Fortinet Discovers Microsoft Windows 10 Platform Privilege Escalation Vulnerability
Summary
Fortinet's FortiGuard Labs has discovered a Privilege Escalation vulnerability in Microsoft's Windows 10 Platform.
Windows 10 is a series of operating systems produced by Microsoft and released as part of its Windows NT family of operating systems. It is the successor to Windows 8.1 and broadly released to the public on July 29, 2015. Windows 10 receives new builds on an ongoing basis, in addition to additional test builds available to Windows Insiders. By April 2020, an estimated 70.98% of traditional PCs across the world are running Windows. Across all platforms (PC, mobile, tablet and console), 35% of devices run some kind of Windows, Windows 10 or older.

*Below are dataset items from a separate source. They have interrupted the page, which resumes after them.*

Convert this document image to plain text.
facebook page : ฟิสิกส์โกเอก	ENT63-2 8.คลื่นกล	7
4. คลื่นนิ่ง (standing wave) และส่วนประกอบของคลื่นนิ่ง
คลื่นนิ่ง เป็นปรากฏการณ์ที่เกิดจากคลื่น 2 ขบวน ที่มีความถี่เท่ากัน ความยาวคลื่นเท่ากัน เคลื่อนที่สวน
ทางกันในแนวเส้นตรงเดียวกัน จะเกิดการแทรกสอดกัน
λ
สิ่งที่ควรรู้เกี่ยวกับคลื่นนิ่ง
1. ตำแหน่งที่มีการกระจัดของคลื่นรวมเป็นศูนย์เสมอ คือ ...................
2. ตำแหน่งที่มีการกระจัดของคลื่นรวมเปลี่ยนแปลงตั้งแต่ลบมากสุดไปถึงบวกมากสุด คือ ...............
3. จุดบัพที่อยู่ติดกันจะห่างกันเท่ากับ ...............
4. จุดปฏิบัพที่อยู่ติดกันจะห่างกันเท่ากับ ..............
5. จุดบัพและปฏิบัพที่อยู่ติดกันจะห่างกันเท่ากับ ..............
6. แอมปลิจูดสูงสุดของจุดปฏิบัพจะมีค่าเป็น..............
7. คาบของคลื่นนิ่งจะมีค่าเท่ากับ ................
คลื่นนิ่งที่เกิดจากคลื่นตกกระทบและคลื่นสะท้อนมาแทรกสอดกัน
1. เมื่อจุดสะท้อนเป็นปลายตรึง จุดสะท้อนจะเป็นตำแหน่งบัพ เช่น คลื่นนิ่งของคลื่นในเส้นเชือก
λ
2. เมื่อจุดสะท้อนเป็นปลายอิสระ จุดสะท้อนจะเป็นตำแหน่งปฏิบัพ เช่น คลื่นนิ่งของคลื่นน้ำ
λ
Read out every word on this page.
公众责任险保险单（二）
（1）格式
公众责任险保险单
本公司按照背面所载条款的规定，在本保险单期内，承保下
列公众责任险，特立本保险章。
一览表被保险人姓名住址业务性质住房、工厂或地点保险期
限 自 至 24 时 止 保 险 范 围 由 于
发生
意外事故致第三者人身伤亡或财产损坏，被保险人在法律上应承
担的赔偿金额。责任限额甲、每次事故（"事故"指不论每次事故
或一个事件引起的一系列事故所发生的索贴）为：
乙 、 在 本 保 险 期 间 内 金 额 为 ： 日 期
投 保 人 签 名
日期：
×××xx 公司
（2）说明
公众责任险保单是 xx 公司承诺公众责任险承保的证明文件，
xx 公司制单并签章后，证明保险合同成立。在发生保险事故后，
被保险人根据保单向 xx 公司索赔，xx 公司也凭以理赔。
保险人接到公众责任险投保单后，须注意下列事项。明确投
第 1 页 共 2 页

A Privilege Escalation vulnerability has been discovered in the Windows 10 Platform by FortiGuard Labs. The vulnerability is caused due to a Race Condition and the lack of privilege segregation within the Diagnostic Data / Telemetry Settings across all users (on a device). This could lead to unauthorized changes to Privacy Settings for all Users (including Administrator) on the Device.
Solutions
Users should apply the solution provided by Microsoft.
Fortinet's FortiEDR product can protect this vulnerability.
Timeline
Fortinet reported the vulnerability to Microsoft on February 13, 2020.
Microsoft confirmed the vulnerability on March 31, 2020.
Microsoft patched the vulnerability on June 09, 2020.